- Zukiswa Wanner participou do Festival Literário de Araxá, em Minas Gerais, discutindo apartheid e a decisão de integrar flotilha rumo a Gaza.
- A autora liga o trauma racial à repressão autoritária, dizendo que a escrita pode ser uma forma de elaboração desse trauma.
- No romance Madames, a narradora contrata uma empregada branca, revelando hierarquia racial herdada do apartheid.
- Em Homens do Sul, ela aborda tensões entre africanos em Joanesburgo e xenofobia, desmontando a ideia de África homogênea.
- Wanner participou da maior flotilha já organizada para Gaza; ficou cerca de cinco dias presa pelo Estado de Israel e relatou o episódio em Diário de uma Flotilha por Gaza.
Zukiswa Wanner, escritora sul-africana, participou do Festival Literário de Araxá, em Minas Gerais, discutindo o papel da escrita na elaboração do trauma causada pelo apartheid. Ela comparou mecanismos de segregação, controle e desigualdade na África do Sul e na Palestina.
A autora explicou que, para ela, a ficção funciona como ferramenta de reflexão sobre opressão, embora não seja a principal motivação de sua obra. Em Araxá, afirmou que a literatura pode promover mudanças no mundo.
Nascida em 1976, na Zâmbia, filha de uma zimbabuana e de um sul-africano exilados, Wanner mudou-se recentemente do Quênia para a África do Sul. O relato é inspirado por lembranças de infância e pelo trauma de prisões ocorridas quando tinha dois anos.
Madames e outras obras
Em Madames, lançado no Brasil em 2024 pela Ímã Editorial, a protagonista Thandi contrata uma empregada branca, revelando a hierarquia herdada do apartheid e seus conflitos. A autora comenta que a obra é compreensível para o público brasileiro.
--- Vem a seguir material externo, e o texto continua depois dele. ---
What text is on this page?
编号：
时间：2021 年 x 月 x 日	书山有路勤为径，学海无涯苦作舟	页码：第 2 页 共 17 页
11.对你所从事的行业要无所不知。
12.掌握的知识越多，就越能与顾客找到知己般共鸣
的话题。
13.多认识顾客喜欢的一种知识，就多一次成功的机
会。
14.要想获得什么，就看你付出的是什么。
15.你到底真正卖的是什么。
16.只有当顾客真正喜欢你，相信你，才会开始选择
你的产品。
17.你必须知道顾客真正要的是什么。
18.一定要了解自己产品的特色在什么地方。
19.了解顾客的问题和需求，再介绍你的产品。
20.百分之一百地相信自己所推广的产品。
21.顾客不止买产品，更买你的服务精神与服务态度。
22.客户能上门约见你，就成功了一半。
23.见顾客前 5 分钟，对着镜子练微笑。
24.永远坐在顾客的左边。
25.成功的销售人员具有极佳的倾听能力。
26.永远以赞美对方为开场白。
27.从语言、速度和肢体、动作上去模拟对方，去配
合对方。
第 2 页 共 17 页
Em Homens do Sul, Wanner explora tensões entre africanos em Joanesburgo, questionando a ideia de uma África homogênea e expondo xenofobia. O romance investiga masculinidades que se dizem progressistas, sem alterar práticas de poder.
Flotilha rumo a Gaza
Durante o evento, também se discutiu a participação de Wanner na maior flotilha já organizada rumo a Gaza. Ela esteve entre as cerca de 500 pessoas que embarcaram, e entre as aproximadamente 200 detidas pelo Estado de Israel. Em Diário de uma Flotilha por Gaza, a autora registra os dias em Túnis e os cinco dias de prisão.
Wanner já publicou relatórios sobre a Palestina sob Estado de Apartheid, reforçando que o termo apartheid é utilizado para descrever sistemas de segregação e controle. Em Araxá, afirmou que a indignação não pode permanecer passiva e que é preciso agir.